No fire burned in the grate and the illumination depended upon a small oil lamp set on a low table in front of a chaise-longue. Portraits hung on the walls adding an air of family history to the room. He noticed little of this, for he was familiar with this room. The roots of half his childhood memories were here, after all.
‘Wine?’ Pierre said.
‘You have wine?’
‘Yes. No law against it, is there Inspector?’
‘No Pierre, no law. I just wondered how you could afford it.’
‘Homemade. Have you forgotten?’
‘No not forgotten, just...’
‘What do you want?’
‘You broke the curfew this afternoon.’
Pierre frowned. He was a tall, dark-haired man, broad in the chest and muscular. His face seemed created around his nose, with wide-spaced eyes and a broad balding forehead. Auguste pictured him laughing and could almost hear the deep cavernous sound in his head. He had not heard it for years.
‘Come to arrest me have you?’
‘Don’t be silly. I came to warn you, that’s all.’
‘Warn me? Like you warned me to register at the police station? Like you warned me to wear this?’
‘The yellow star is as distasteful to me as it is to you. You know that.’
‘No I don’t know that. You’ve forced so many others to wear them they must be a favourite decoration for you and your German friends.’
‘I didn’t come for this.’
‘And what did you come for then? To gloat?’
‘What did you do it for? This cycling I mean.’
‘A man has to have some courage. He has to fight sometimes, not just capitulate, cooperate and collaborate like you.’
‘Pierre, however much you want to fight them, you can’t. Think of Monique. If the Germans had taken you today, you would both be beaten and shut up in Drancy with wrongdoers and criminals.’
‘This isn’t why you came,’ Pierre said, pouring a glass of dark red wine. He proffered it to Auguste who took it, sniffed and sipped.
‘Nice,’ he said.
‘It’s filthy stuff. All I have. I haven’t tasted a good wine since the year Murielle died. What did you come here for?’
Auguste paused and stared into the half-empty glass. He felt abandoned. He felt like a man alone in a hospital bed, surrounded by strangers, and all of them wanted him to die but he was refusing. He was a stubborn man. Looking up, he saw the candlestick on the mantel, nine candles. The photograph of a young woman in its silver frame, smiled back at him. It tugged at his memory. All those years.
‘Pierre, help me. What can I do? If I refuse an order, they will throw me out, maybe even try me for treason. Odette; my little girl.’

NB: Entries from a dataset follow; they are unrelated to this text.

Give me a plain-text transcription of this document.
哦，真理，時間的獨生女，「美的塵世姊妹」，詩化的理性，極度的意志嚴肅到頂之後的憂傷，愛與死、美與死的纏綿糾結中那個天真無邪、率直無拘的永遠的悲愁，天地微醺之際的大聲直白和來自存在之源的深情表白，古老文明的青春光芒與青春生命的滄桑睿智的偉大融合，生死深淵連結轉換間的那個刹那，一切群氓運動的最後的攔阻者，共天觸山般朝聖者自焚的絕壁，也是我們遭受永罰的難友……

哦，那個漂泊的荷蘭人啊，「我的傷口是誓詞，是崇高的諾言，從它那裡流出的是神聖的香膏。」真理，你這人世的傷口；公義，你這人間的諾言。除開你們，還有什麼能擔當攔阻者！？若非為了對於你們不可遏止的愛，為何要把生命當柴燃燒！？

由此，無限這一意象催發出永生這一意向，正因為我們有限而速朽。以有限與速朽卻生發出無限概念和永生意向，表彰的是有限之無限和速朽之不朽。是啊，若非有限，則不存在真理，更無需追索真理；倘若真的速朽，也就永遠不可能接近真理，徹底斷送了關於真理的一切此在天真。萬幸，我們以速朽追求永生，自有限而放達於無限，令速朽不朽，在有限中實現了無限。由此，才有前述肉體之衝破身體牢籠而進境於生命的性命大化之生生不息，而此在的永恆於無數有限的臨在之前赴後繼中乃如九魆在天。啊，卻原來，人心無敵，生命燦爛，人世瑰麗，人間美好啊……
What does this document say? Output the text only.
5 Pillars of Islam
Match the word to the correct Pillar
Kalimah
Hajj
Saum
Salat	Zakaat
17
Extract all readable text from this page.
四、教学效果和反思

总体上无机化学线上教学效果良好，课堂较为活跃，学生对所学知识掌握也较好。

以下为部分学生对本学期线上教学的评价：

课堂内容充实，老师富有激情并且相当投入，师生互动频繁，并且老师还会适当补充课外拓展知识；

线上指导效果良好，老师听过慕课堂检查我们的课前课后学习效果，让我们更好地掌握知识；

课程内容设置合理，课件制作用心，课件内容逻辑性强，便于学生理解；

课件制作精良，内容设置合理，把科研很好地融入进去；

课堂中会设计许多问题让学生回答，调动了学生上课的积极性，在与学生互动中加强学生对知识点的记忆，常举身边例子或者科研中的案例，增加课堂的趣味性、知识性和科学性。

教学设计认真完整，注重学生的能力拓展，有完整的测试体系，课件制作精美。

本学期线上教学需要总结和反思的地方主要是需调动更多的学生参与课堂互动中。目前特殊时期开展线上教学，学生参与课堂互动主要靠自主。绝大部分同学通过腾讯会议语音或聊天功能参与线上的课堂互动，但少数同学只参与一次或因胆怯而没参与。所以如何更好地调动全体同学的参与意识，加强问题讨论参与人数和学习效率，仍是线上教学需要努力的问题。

‘You come here bleating for absolution. You come here because you want me to say, “Don’t worry Auguste, we still love you! Don’t worry Auguste, it will be all right”. Well we don’t love you. It won’t be alright. The Germans plan to exterminate every Jew in Germany, Poland and France. And you? You close your eyes. You talk to me about workers’ camps and good conditions. You’re a fool.’
‘Brunner told me...’
He knew it sounded lame. He knew telling his old friend an SD officer reassured him, was of itself, a kind of proof. It demonstrated the truth of what Pierre said and the emptiness returned.
Auguste said, ‘Where is Monique?’
‘I sent her to Murielle’s mother in Beynac. I couldn’t witness the treatment she receives here any longer.’
‘And then you break the curfew?’
‘What have I to lose? Will you arrest me?’
‘Of course not. I came to warn you.’
‘Very well, you’ve warned me. I won’t do it again, Assistant Chief of Police.’